実際に会社に対して働きかけを行う産業医と、面談のみの対応で終了とする産業医は分かれていると考えています。

産業医の権限として体調に支障が出ると予見される場合は、会社に対して措置を講ずるように意見を言っていくことが認められています。この内容を把握していれば会社としてもある程度は話を聞いていく必要があります。

産業医の意見を無視して体調が悪化した際は会社に民事上の責任や刑事上の責任が発生する可能性もあります。

面談前に知っておく産業医ができること

産業医が会社に対してできる代表的な内容としては下記の内容があります。

産業医のできること

・残業時間の低減・禁止

・出張の制限

・高所作業の制限

・運転の制限

・夜勤の禁止・制限

・配置転換に関する助言

例えば、糖尿病の治療中で、最近、仕事が忙しく、食生活が乱れがちで、血糖コントロールがうまくいっていないことを相談したいとします。

その場合、事前に、いつから糖尿病の治療をしているのか、どんな薬を服用しているのか、普段の食事内容や運動習慣、最近、血糖値を測定したか、などを整理しておくと、産業医に状況を正確に伝えることができます。

こうして提示された内容を基に低血糖発作で倒れる可能性があるから高所産業の禁止、血糖値の低下を図るため無理をせず働いてもらうために残業を制限するといった意見が会社に提出されるという流れです。

産業医に人事権は無い

知っていただきたい大切なポイントとして産業医に人事権はありません。

あくまで従業員の健康を確認し、会社に対して意見を伝えていきます。

したがって、「部署を変えてくれ」「業務内容を変更してください」といった悩みに対しては直接的に「そうしましょう」ということができないことが現実です。

しかしながら、体調を勘案して「危険性が高い」「このまま同様の就業を続けると体調が悪化する可能性が高い」「心理的負荷によりメンタル不調が引き起こされる可能性が予見されている」といった場合にはその旨と対策を伝えていくことが多いので相談や思いはしっかりと伝えていただくとよいでしょう。

職場に伝わっていない時の対策は

産業医にいくら相談をしても職場に伝わっていない時もあります。

産業医は従業員が体調を著しく悪化させない場合は一定の秘密保持をしていく必要があるため、すべてを会社に話すことができないケースが多いです。

これに関しては面談者自身から職場に内容を伝えてほしい、こうして欲しいという想いを産業医に伝えましょう。

産業医と言えでも他人の考えを読み取ることができるわけではありません。

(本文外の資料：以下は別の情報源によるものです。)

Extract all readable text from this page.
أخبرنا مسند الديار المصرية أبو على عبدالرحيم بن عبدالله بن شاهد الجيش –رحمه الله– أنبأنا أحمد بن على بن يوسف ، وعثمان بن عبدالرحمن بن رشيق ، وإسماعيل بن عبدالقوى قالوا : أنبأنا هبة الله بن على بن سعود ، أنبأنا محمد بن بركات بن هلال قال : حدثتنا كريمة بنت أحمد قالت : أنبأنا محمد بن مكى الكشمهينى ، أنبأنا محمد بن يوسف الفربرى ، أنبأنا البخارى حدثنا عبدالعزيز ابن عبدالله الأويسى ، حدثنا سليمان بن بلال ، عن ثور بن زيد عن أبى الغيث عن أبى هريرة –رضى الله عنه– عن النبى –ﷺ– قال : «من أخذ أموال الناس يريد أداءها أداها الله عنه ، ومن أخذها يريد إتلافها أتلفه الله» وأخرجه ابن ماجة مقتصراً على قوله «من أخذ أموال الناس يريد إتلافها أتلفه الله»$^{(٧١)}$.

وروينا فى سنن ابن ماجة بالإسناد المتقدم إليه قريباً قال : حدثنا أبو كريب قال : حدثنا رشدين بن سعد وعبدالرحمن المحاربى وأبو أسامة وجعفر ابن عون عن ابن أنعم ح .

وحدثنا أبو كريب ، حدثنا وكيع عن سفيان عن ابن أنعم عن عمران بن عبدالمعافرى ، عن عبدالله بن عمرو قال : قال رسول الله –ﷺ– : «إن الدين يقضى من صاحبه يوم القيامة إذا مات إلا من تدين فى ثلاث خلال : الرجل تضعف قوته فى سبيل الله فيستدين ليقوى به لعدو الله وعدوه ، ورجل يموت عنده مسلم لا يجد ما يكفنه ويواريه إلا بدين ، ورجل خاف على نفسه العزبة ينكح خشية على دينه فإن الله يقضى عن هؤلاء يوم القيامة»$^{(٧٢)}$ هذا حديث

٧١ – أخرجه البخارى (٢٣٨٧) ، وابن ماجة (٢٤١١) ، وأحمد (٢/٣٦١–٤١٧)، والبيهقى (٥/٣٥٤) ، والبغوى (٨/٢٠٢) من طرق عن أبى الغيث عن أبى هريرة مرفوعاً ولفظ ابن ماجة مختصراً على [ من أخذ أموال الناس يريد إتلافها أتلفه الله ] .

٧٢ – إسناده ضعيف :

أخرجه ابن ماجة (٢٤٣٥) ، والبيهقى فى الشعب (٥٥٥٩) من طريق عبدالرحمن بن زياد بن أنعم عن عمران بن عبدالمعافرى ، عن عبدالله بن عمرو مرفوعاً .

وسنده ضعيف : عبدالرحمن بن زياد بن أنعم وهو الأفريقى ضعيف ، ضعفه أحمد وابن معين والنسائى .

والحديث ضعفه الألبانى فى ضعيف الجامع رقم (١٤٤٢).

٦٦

しっかりと話して伝えていきましょう。

まとめ

産業医面談は、従業員の健康を守るための重要な制度です。

従業員は、仕事や職場環境に関する悩み、心身の不調などを産業医に相談できます。

本記事で紹介した産業医の業務上の特性に関しても理解をしたうえで活用してください。

そうすることによって、職場担当者や従業員にとっても有意義に産業医面談を活用し「意味が無い」と感じるものから「意味がある」と感じることができるようになるとよいと感じます。